The EU production quota for sugar will be abolished a year from now, on October 1, 2017. But the lifting of export restrictions will “make it easier” for EU sugar to find its way to the global market and result in a tightening of supplies.
“Sugar buyers must have been licking their lips when they saw what happened to milk prices last year after the removal of EU milk quotas,” Rabobank noted. “But the scheduled demise of the sugar production quota about a year from now does not necessarily guarantee a low sugar price.”
Currently, around 80% to 85% of the sugar processed in the EU for use in food comes from EU sugar beets. Once the quota is abolished, this percentage will increase due to greater production in the EU and declining imports.
But this won’t necessarily trigger the fall in prices many buyers will have been dreaming about, explained Rabobank analysts Ruud Schers and Sebastiaan Schreijen in their update this week.
Dreams & nightmares
“Even though the world market price will not impact EU consumption directly, it may have a big impact on the trade balance (imports versus exports) post October 2017. The trade balance will strongly depend on the attractiveness of exporting EU sugar to the world market,” they explained.
“Post-quota, EU sugar producers can choose where they want to sell their sugar: in the EU or beyond. Imports, in turn, will be determined by the pull of EU cane refiners, and the push from exporters [in developing countries] who are looking for lucrative markets.”
In this “nightmare scenario”, a small or even negative premium of the EU sugar price versus the one on the world market will see exports rise and imports fall.
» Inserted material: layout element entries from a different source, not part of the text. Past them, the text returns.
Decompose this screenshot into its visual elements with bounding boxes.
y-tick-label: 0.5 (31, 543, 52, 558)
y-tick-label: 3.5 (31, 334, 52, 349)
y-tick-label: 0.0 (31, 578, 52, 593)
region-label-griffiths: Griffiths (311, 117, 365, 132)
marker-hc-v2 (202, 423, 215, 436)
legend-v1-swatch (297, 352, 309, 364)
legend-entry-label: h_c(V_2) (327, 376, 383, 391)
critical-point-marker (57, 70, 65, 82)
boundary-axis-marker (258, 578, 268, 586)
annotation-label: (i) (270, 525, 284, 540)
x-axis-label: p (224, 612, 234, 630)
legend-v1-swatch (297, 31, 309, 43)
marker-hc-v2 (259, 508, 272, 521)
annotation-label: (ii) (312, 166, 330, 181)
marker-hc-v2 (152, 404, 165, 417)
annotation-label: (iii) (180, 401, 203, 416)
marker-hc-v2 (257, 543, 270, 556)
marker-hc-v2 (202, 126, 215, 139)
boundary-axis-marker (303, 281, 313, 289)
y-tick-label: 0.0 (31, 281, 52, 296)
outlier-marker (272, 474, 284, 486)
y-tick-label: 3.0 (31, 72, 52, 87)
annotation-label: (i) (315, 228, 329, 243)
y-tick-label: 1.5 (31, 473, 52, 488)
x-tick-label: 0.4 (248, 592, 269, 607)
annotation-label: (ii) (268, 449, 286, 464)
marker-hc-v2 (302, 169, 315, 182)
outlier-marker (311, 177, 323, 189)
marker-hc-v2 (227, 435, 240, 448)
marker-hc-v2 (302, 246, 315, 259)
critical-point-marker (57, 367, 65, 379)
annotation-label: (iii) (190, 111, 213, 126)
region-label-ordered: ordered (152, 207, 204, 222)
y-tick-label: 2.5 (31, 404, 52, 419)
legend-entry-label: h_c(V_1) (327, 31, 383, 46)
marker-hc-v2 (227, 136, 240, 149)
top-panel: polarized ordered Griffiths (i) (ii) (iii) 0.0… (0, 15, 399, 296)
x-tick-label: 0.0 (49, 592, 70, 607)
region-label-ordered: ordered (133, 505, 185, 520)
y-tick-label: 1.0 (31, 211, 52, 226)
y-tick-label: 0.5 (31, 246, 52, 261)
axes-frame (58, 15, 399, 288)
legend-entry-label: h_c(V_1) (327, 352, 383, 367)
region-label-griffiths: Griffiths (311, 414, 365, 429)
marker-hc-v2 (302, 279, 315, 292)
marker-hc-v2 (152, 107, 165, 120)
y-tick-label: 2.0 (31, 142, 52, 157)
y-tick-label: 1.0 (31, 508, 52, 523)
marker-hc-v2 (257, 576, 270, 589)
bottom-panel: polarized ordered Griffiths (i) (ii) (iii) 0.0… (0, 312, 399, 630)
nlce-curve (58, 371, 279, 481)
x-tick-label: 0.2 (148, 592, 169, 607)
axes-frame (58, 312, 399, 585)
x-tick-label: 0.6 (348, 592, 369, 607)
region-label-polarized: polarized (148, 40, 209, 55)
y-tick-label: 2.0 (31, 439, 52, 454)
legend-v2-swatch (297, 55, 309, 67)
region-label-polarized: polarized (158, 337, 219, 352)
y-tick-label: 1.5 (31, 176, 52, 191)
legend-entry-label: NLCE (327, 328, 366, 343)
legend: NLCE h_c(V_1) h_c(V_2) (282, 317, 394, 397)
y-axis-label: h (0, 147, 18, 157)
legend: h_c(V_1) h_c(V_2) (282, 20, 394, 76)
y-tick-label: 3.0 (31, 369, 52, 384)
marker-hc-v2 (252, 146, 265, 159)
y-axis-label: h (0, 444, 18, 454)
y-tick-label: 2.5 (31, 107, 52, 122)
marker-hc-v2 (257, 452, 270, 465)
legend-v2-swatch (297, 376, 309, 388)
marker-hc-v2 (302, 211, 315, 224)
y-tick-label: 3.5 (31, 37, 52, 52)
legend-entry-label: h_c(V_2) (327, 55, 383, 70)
This could trigger regional sugar shortages or tighter national supply within the EU.
This is a far cry from the “dream scenario” many in the industry will have had in mind – one in which the larger supply of EU sugar post-quotas will lead to a low (or lower) EU sugar price. Buyers therefore need to “wake up”, Schers and Schreijen warned in their paper “Even the sweetest dreams may turn sour: The EU quota regime comes to an end”.
The analysts said companies reliant on sugar should not surrender to the whims of the market. Rather, they should look at strategies to minimise any price shocks and look closely at their reliance on EU sugar producers. Hedging and long- or longer-term contracts may be the easiest ways for sugar buyers to fix future volumes at an acceptable price level, they said.
Food and drink manufacturers should also ramp up efforts to find alternatives. “Isoglucose or other alternative sweeteners may well be able (in time) to replace sugar as a raw material. Now is the time to work on making this a reality—or, at the very least, to explore the options,” they suggested.
A spokeswoman for CIUS, the Committee of European Sugar Users, noted that the impending sugar market reforms could have both positive and negative consequences. The narrowing of the gap between European and world prices will benefit the EU food industry, but this shouldn’t be “undermined by a risk of shortage”.
“Sugar users prefer to source from European producers but need to be able to source easily outside in the case of a shortage,” she said.